听闻梁氏也去了一趟,进去的时候满面春风,出来时面色却阴沉得能滴下水来。
文墨道:“看样子太太果然受了老爷的责备,但不知会不会又像前几次一样轻轻放过呢?”
“人的忍耐是有限度的,母亲这一年来动作频频,屡生事端,只怕父亲早就厌烦了她,且这次又是三姨娘,她可是伺候了母亲好多年的丫头,这些年做牛做马,情分非比寻常,母亲尚且下如此重手,父亲难免会觉得她狠心。”玉言冷笑道,“一个女人,再怎么争风吃醋都不要紧,男人反而觉得光荣,可若是落了一个狠毒悍妒的罪名,只怕谁都要憎恶了,咱们且看着吧。”

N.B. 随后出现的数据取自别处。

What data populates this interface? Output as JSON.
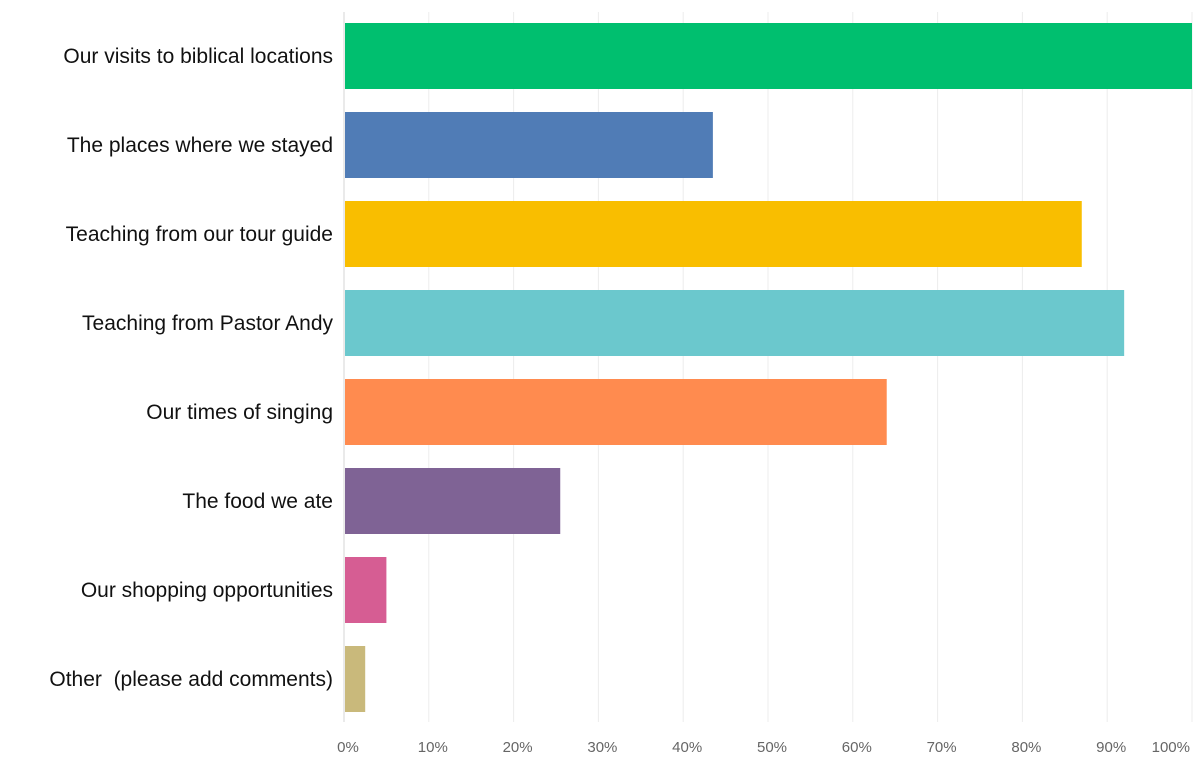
{
  "chart_data": {
    "type": "bar",
    "orientation": "horizontal",
    "categories": [
      "Our visits to biblical locations",
      "The places where we stayed",
      "Teaching from our tour guide",
      "Teaching from Pastor Andy",
      "Our times of singing",
      "The food we ate",
      "Our shopping opportunities",
      "Other  (please add comments)"
    ],
    "values": [
      100,
      43.5,
      87,
      92,
      64,
      25.5,
      5,
      2.5
    ],
    "colors": [
      "#00bf6f",
      "#507cb6",
      "#f9be00",
      "#6bc8cd",
      "#ff8b4f",
      "#7f6395",
      "#d65d93",
      "#c9b97b"
    ],
    "xlim": [
      0,
      100
    ],
    "xticks": [
      "0%",
      "10%",
      "20%",
      "30%",
      "40%",
      "50%",
      "60%",
      "70%",
      "80%",
      "90%",
      "100%"
    ],
    "grid": true,
    "title": "",
    "xlabel": "",
    "ylabel": ""
  }
}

她的预见一向是很准的,金昀晖大概下了决心冷一冷梁氏,连着几日都没去她院里,甚至当众也没给她好脸色看。梁氏虽仍保留着当家太太的体面,风光却已经不再了。
她大概以为自己过不了几日就可以东山再起,现实却给了她一个响亮的耳光。每逢她落魄,便是梅氏得意的时候,这次也不例外。金昀晖理所当然地把管家之权分了一半给梅氏,美其名曰夫人抱恙,需二姨娘从旁协助。

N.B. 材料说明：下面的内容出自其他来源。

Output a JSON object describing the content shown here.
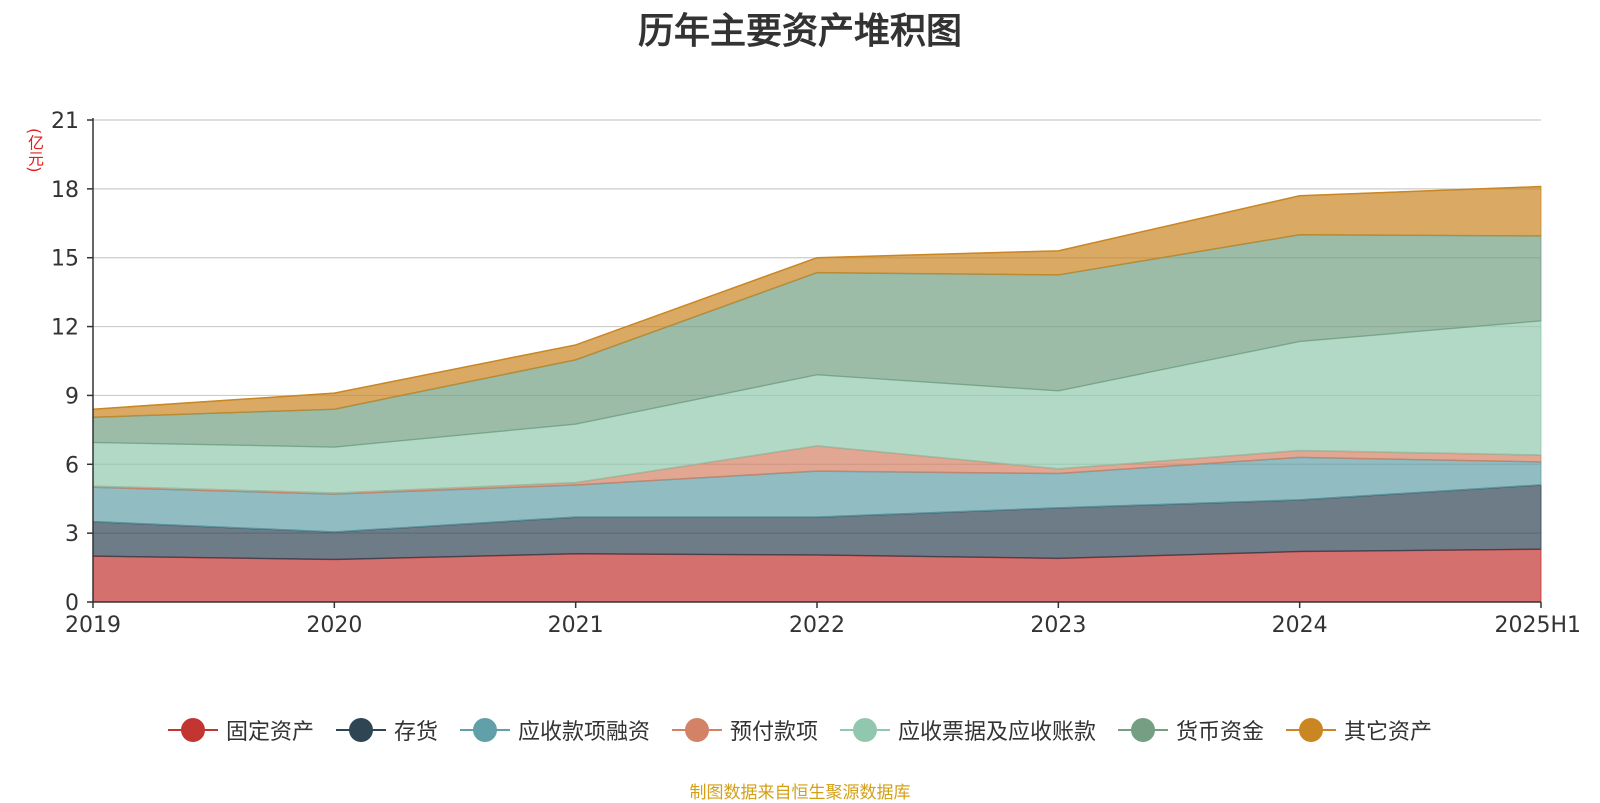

也罢,里子虽然要紧,面子却更是为人处世的根本,梁氏这样安慰着自己,岂料连面子很快也保不住了。前儿老太太邀几位同僚的诰命夫人来府里赏花,竟派二姨娘与梁氏一同出来,只说这些花是由梅氏亲自照料的,由她介绍更为方便。名虽如此,可谁见不出里头的分别:都知道梅氏生下了府里唯一的儿子,谁都上赶着巴结,反把梁氏晾在了一边。
梅氏呢,一向是谦和得体的,可是在她那恭顺的外表下有一种自鸣得意的神气,叫人看了就恼火。况且她穿得那样光鲜亮丽,一眼比照出梁氏的潦倒落魄,像一只落败了的母鸡。
梁氏的脸都要气炸了,她再也按捺不住,冲进老太太的钟瑞堂,要与她理论。老太太见都不见她,只派罗嬷嬷出来传了一句话:脸面是自己给的,自己都不要脸面了,还指望别人给你脸面吗?
梁氏知道这是老太太在影射之前的事,心中虽然恼怒,自己却也理屈,只好怒气冲冲地转身回去,心中将这老婆子咒骂了一万遍,聊以泄愤。
玉言听得府里的这些波折,面上只微微一笑,心中也颇觉爽快:梁氏也有今天!此番的事多亏平氏助力,她心中很是感激,听闻平氏这些日子总闭门不出,想是畏惧梁氏报复,她有心劝慰一番,可巧平氏派人传了信过来:邀她过去一聚。
当晚,玉言换了一身行装,带着文墨去了平氏的院落。她搴帘子进去,就见平氏坐在桌旁,正候着她,也许是火光映着的缘故,脸色却比平常红润了些许。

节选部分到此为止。